While conversing over eggs and a croissant with a prospective client about our respective kids and spouses (his wife, my partner), in the back of my mind I note an anomaly. Later that evening, I realize that the simple, natural, human interaction I had earlier that day still feels so foreign, unexpected, unreal. I also note that, in the midst of talking with the prospect, I felt a mix of, on one hand, gratitude for his easy acceptance and, on the other hand, exasperation (at myself? society?) that my colleague’s acceptance should be something for which I feel gratitude.
When I first came out, many lesbians and gay men did not disclose personal details, because much of society rejected the ultimate detail, our sexual orientation.

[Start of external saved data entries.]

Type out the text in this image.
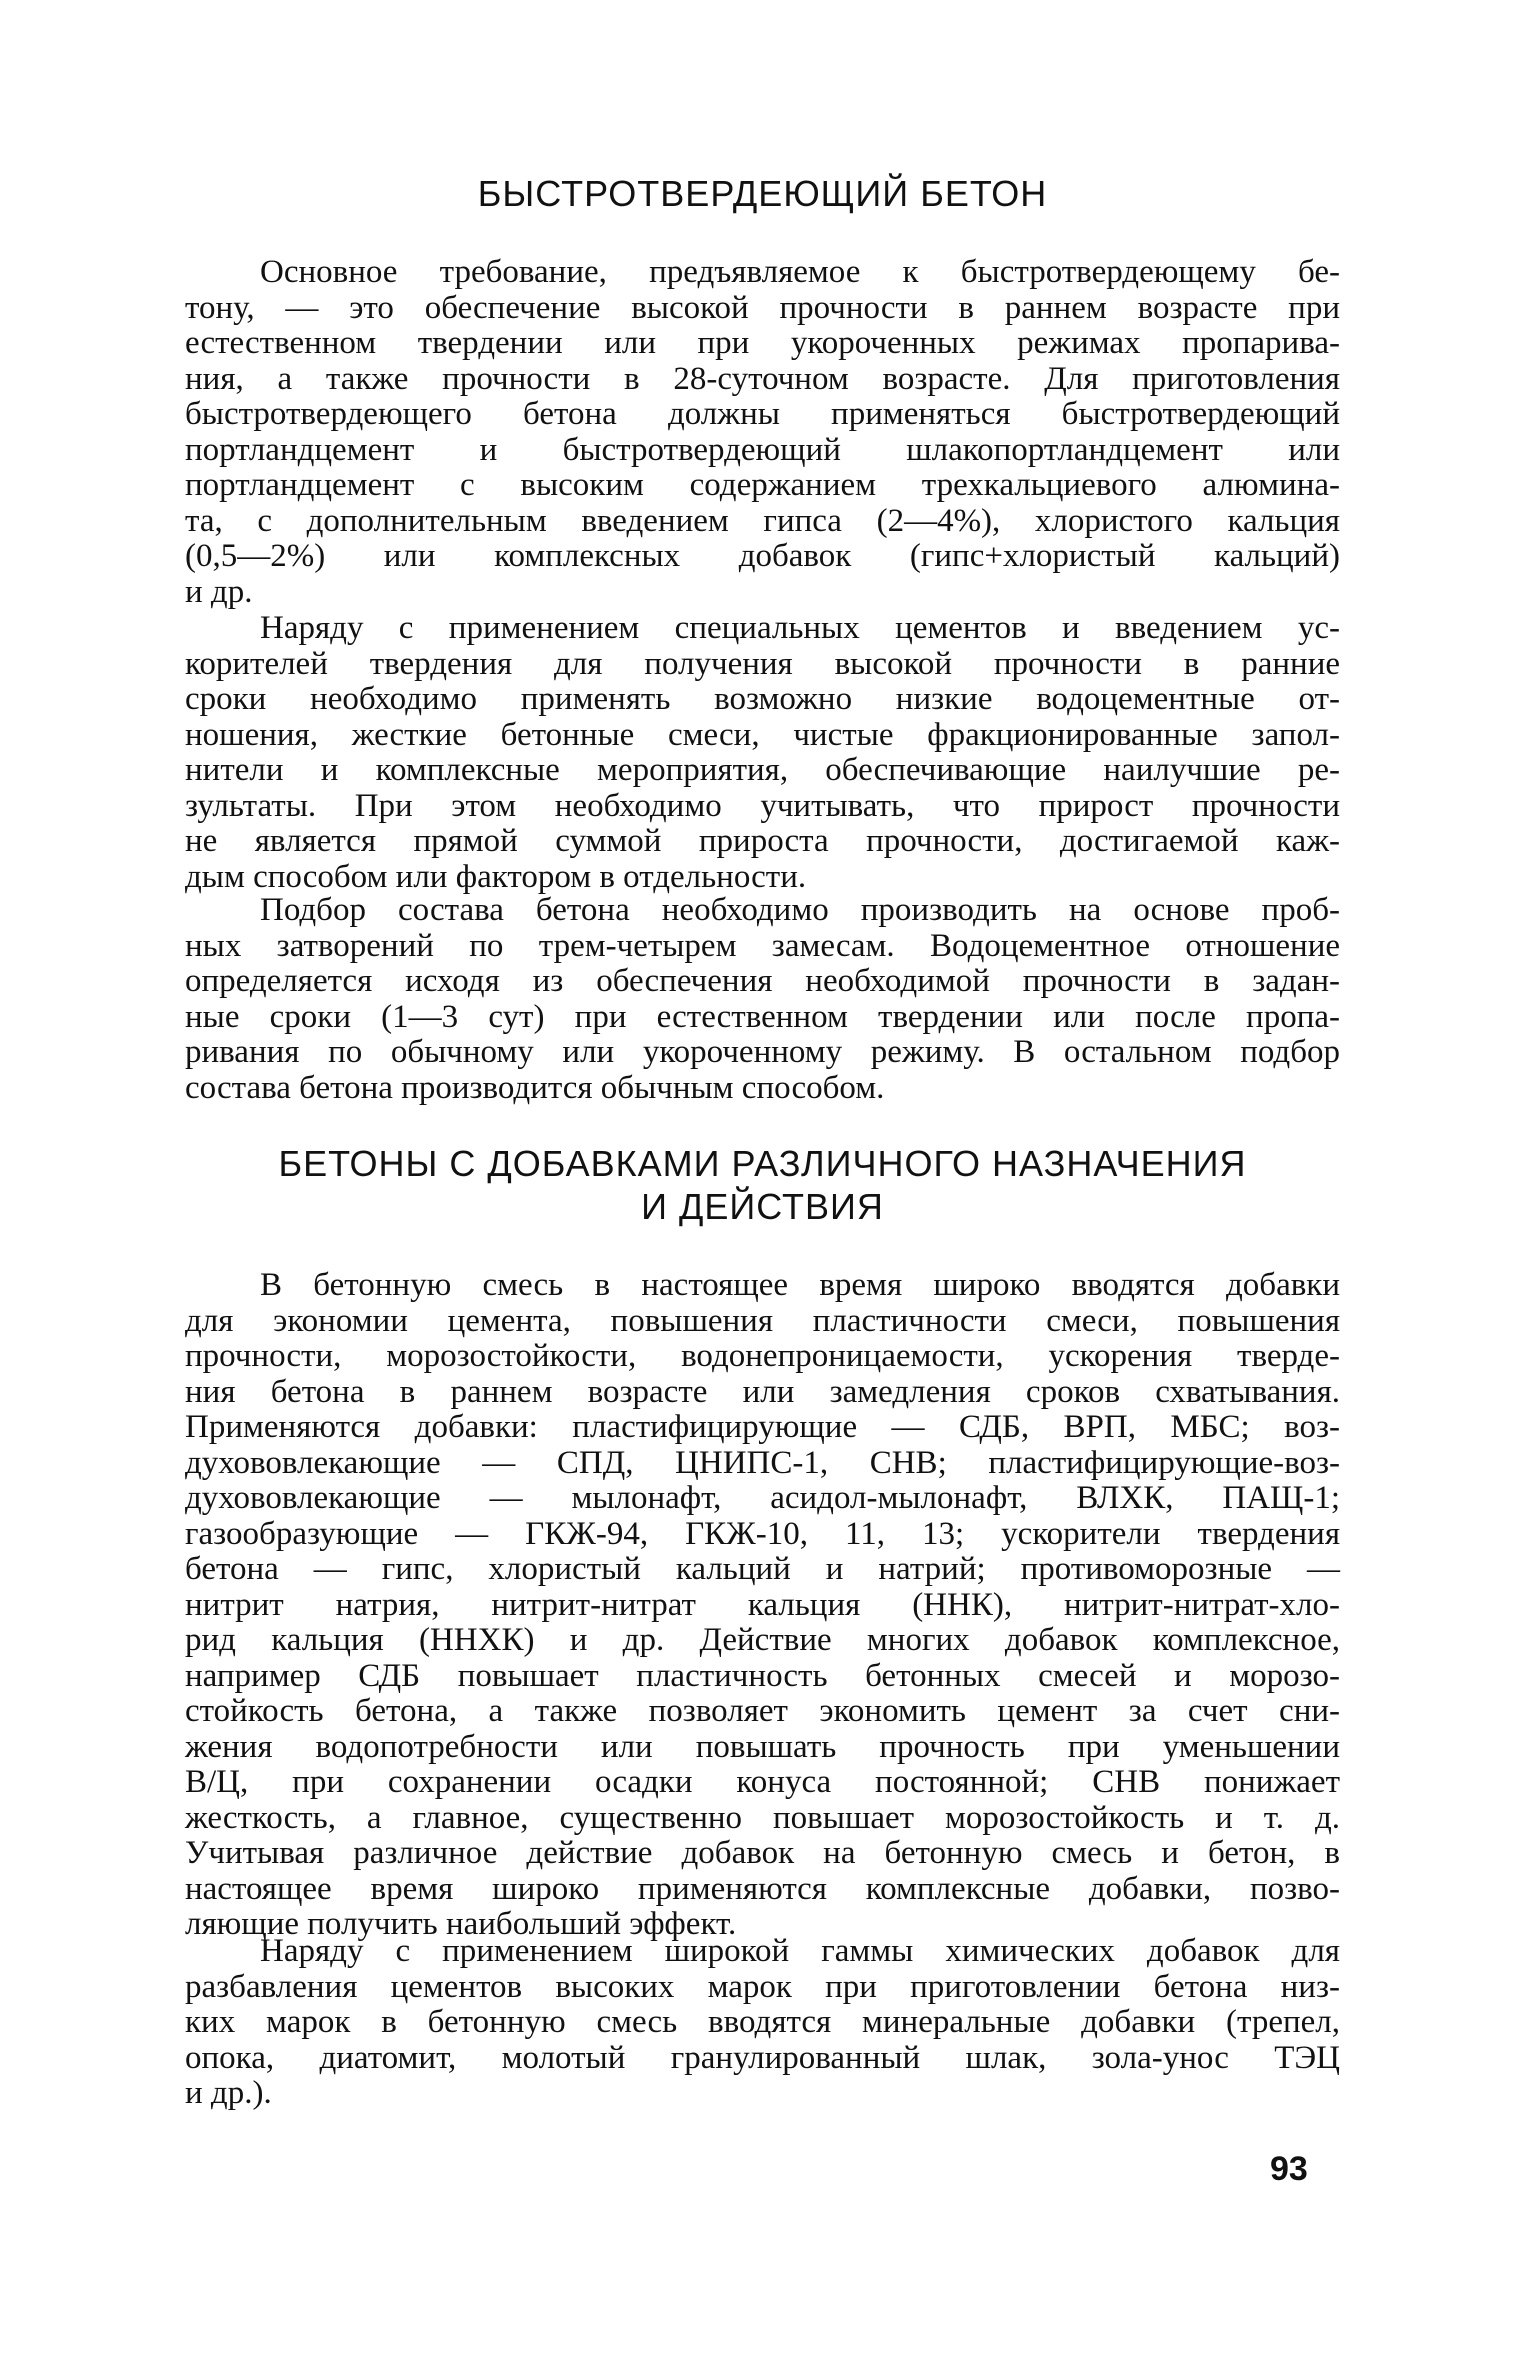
БЫСТРОТВЕРДЕЮЩИЙ БЕТОН
Основное требование, предъявляемое к быстротвердеющему бе-
тону, — это обеспечение высокой прочности в раннем возрасте при
естественном твердении или при укороченных режимах пропарива-
ния, а также прочности в 28-суточном возрасте. Для приготовления
быстротвердеющего бетона должны применяться быстротвердеющий
портландцемент и быстротвердеющий шлакопортландцемент или
портландцемент с высоким содержанием трехкальциевого алюмина-
та, с дополнительным введением гипса (2—4%), хлористого кальция
(0,5—2%) или комплексных добавок (гипс+хлористый кальций)
и др.
Наряду с применением специальных цементов и введением ус-
корителей твердения для получения высокой прочности в ранние
сроки необходимо применять возможно низкие водоцементные от-
ношения, жесткие бетонные смеси, чистые фракционированные запол-
нители и комплексные мероприятия, обеспечивающие наилучшие ре-
зультаты. При этом необходимо учитывать, что прирост прочности
не является прямой суммой прироста прочности, достигаемой каж-
дым способом или фактором в отдельности.
Подбор состава бетона необходимо производить на основе проб-
ных затворений по трем-четырем замесам. Водоцементное отношение
определяется исходя из обеспечения необходимой прочности в задан-
ные сроки (1—3 сут) при естественном твердении или после пропа-
ривания по обычному или укороченному режиму. В остальном подбор
состава бетона производится обычным способом.
БЕТОНЫ С ДОБАВКАМИ РАЗЛИЧНОГО НАЗНАЧЕНИЯ
И ДЕЙСТВИЯ
В бетонную смесь в настоящее время широко вводятся добавки
для экономии цемента, повышения пластичности смеси, повышения
прочности, морозостойкости, водонепроницаемости, ускорения тверде-
ния бетона в раннем возрасте или замедления сроков схватывания.
Применяются добавки: пластифицирующие — СДБ, ВРП, МБС; воз-
духововлекающие — СПД, ЦНИПС-1, СНВ; пластифицирующие-воз-
духововлекающие — мылонафт, асидол-мылонафт, ВЛХК, ПАЩ-1;
газообразующие — ГКЖ-94, ГКЖ-10, 11, 13; ускорители твердения
бетона — гипс, хлористый кальций и натрий; противоморозные —
нитрит натрия, нитрит-нитрат кальция (ННК), нитрит-нитрат-хло-
рид кальция (ННХК) и др. Действие многих добавок комплексное,
например СДБ повышает пластичность бетонных смесей и морозо-
стойкость бетона, а также позволяет экономить цемент за счет сни-
жения водопотребности или повышать прочность при уменьшении
В/Ц, при сохранении осадки конуса постоянной; СНВ понижает
жесткость, а главное, существенно повышает морозостойкость и т. д.
Учитывая различное действие добавок на бетонную смесь и бетон, в
настоящее время широко применяются комплексные добавки, позво-
ляющие получить наибольший эффект.
Наряду с применением широкой гаммы химических добавок для
разбавления цементов высоких марок при приготовлении бетона низ-
ких марок в бетонную смесь вводятся минеральные добавки (трепел,
опока, диатомит, молотый гранулированный шлак, зола-унос ТЭЦ
и др.).
93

Even if I disclosed that I was gay, I revealed little else about my life to most straight colleagues, to avoid an awkward or unpleasant reaction.
That reticence about being more open stifled my ability to engage fully with colleagues and clients or to develop business relationships. I felt like the “other,” not belonging, and wondered whether revealing personal facts would incline a prospect not to build a relationship with me. The energy I spent worrying about how much I dared disclose detracted from the focus I could have placed on thinking strategically about how I could meet the needs of the prospect or his business.
My reticence derived in part from a sense of self-preservation at a time when an employer could terminate an employee based on his sexual orientation. While I was innately self-reserved, I doubt I would have exercised such caution had I not felt the need to hide so fundamental a part of myself.
With this history, identity and experience, how could a simple conversation during a breakfast about an everyday subject not feel both natural and foreign? I understand why I would feel grateful for such a human interaction. In light of the years it has taken to get (society and me) to the point where the interaction is natural, I understand my annoyance as well.
The ease of connection that many take for granted is an opening to friendship, business, or maybe just an occasional drink. Many minority, including LGBT, employees have historically been excluded from such privilege. Diversity and inclusion programs have sought to remedy this exclusion, with some success.
Celebration is appropriate for the progress reflected in the ease with which LGBT professionals can now, in many places and under many circumstances, engage fully without fear, due in large part to the non-discrimination laws and diversity and inclusion programs. And exasperation directed at the missed opportunities resulting from a combination of societal rejection and prejudice, or at the notion that I feel gratitude for something that others take for granted, or at the efforts to roll back, protections amidst resurgent homophobia by leaders who want to rebuild barriers for LGBT workers and professionals, can, if appropriately channeled professionally and politically, be productive.
Particularly under the current administration, continued vigilance is essential to push back against policies that would permit religious beliefs to trump laws prohibiting discrimination against LGBT people or that would prevent the expansion of such laws. Those policies threaten the interactions that we have begun to enjoy – the interactions in which we acknowledge and appreciate the humanity in each other, and which are the foundation of meaningful relationships – personal, professional or political.
My experiences as an LGBT professional have informed my perspective in advising companies on employee relations, setting boundaries and standards for employees with performance problems, encouraging employee productivity and defending against claims of harassment and discrimination based on sexual orientation or other characteristics. For example, in a matter that appeared headed for litigation, I helped a client develop a performance plan that addressed the substandard performance by an employee, who was gay, and included opportunities for mentoring and development that had been missing. I know from personal experience that the lack of such opportunities can have a significant impact on employee morale and success. The plan not only made a positive outcome for the employee more likely, it also cast the employer in a justifiably better light for a defense if the employee later brought a claim.
When facing employee issues, employers, in my experience, have welcomed counsel that promotes the morale and productivity of their employees as much as minimizes their risk. With an increasingly diverse workforce, retaining counsel with life experiences that reflect that diversity adds value to the legal advice provided.